6Comme il a été déjà écrit, la notion même « d’étude » est difficile à circonscrire chez Ligeti. Chacun de ses opus est en effet souvent marié à des concepts étroitement associés au genre : le haut degré de virtuosité exigé par chacune de ses œuvres ; la concentration sur des types volontairement réduits d’écriture ou de texture ; la fixation sur des problématiques compositionnelles intentionnellement restreintes ; l’interrogation sur le répertoire et son historicité ; la réflexion sur un genre observé dans son évolution et pris dans une relation critique avec le passé. Les Aventures pour voix et ensemble, Continuum pour clavecin, les Dix pièces pour quintette à vent ou les Fantaisies d’après Hölderlin pourraient ainsi servir d’exemples, comme Atmosphères, Lontano, Lux Aeterna ou le Deuxième quatuor à cordes. Ligeti revient avec ses trois livres à un domaine qu’il a en outre cultivé tôt – dès ses années de formation (Étude pour piano à quatre mains – Polifon Etüd, 1943).
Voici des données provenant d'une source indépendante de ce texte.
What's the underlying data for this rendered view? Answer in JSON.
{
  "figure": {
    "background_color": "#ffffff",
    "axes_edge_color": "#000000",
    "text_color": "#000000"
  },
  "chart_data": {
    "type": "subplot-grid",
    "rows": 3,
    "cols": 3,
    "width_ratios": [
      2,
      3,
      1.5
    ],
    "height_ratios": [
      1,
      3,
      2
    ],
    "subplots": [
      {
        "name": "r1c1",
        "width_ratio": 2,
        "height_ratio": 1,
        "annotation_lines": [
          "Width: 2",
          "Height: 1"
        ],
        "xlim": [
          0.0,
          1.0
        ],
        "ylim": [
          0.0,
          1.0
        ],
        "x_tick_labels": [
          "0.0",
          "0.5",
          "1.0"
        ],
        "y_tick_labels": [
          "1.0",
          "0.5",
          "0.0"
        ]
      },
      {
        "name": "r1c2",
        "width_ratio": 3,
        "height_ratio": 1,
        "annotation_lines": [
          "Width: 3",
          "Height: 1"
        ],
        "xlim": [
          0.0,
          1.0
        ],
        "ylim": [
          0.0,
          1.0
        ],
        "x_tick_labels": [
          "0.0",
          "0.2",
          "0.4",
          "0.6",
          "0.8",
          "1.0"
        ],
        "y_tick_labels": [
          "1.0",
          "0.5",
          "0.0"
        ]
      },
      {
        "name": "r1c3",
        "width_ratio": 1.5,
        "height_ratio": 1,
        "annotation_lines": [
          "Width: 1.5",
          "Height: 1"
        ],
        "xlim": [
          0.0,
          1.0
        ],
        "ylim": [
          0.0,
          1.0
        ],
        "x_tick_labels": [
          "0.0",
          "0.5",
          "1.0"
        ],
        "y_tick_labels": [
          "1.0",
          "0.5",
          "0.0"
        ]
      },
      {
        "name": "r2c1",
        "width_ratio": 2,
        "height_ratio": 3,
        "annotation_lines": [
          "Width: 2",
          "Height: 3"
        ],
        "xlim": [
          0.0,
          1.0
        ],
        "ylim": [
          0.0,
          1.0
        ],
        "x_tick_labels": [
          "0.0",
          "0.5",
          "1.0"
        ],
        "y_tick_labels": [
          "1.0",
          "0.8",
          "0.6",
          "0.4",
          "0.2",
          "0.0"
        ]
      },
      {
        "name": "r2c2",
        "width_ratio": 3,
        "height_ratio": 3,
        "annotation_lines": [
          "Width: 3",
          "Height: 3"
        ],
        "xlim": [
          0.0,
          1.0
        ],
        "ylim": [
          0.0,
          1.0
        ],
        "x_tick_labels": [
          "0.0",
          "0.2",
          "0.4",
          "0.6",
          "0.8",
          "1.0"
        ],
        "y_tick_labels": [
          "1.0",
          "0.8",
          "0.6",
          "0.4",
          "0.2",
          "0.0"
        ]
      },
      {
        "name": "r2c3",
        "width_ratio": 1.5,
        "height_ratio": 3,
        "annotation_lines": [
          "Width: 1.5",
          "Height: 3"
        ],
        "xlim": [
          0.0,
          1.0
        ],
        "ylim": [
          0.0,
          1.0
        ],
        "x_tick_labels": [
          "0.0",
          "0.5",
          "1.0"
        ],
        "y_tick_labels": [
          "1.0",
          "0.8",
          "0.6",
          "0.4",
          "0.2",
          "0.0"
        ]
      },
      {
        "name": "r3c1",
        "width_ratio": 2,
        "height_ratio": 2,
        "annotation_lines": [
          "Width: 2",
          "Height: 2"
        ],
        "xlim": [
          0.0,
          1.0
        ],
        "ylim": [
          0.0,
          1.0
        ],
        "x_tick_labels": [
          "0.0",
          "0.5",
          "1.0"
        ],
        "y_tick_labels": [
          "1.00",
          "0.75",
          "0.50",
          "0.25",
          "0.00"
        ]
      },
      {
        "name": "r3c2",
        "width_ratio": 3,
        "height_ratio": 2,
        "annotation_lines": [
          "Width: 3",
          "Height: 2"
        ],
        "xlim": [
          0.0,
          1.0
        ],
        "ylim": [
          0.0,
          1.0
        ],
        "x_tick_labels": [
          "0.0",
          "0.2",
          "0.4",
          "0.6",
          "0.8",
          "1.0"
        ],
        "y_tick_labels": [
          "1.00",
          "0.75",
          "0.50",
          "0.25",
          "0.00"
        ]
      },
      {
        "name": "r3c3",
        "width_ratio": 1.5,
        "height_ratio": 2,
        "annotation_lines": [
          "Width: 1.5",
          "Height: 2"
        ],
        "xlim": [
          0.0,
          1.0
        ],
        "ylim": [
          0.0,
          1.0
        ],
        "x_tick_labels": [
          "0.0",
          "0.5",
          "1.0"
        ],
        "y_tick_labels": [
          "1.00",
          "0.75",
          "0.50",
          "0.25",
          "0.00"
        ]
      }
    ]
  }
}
Il a illustré périodiquement le genre de l’étude tout au long de sa carrière : lors de son installation en Occident (Études pour orgue : Harmonies en 1967 et Coulées en 1969), au moment de sa « seconde » maturité dans les années quatre-vingt (Études magyares ou Magyar Etüdök pour chœur mixte a cappella, 1982) puis dans sa dernière période (le Troisième livre). Seules la fatigue et la maladie ont empêché la complétude de ce dernier opus. Le volume pose ainsi la question d’un « dernier style » au sens où l’entendaient Theodor Adorno et Edward Saïd dans leurs écrits respectifs.
7Rédigées sur une quinzaine d’années, les Études relèvent, enfin, de débats inhérents à leur époque et rivés aux questions de la modernité et de la postmodernité, du métissage culturel, de l’essor de la science, de l’influence de la pensée numérique, d’une interrogation sur le concept même de contemporanéité (face au politique, à l’histoire, à l’art), tout en accordant une primauté toujours affirmée à l’imaginaire. Ouvrir l’un ou l’autre des Livres incite ainsi à se placer soi-même dans une posture critique, où l’analyse mène à la réflexion, incite à l’action bien pensée mais aussi au retour sur soi – aspects qui font sans doute partie du projet ligétien et le rendent aussi attachant que déroutant.
Notes de bas de page
1 Lewis Carroll : De l’autre côté du miroir et ce qu’Alice y trouva, in Lewis Carroll : Tout Alice, traduction de l’anglais par Henri Parisot, Paris, Garnier Flammarion, 1979 ; chapitre II « Le Jardin des fleurs vivantes », p. 233.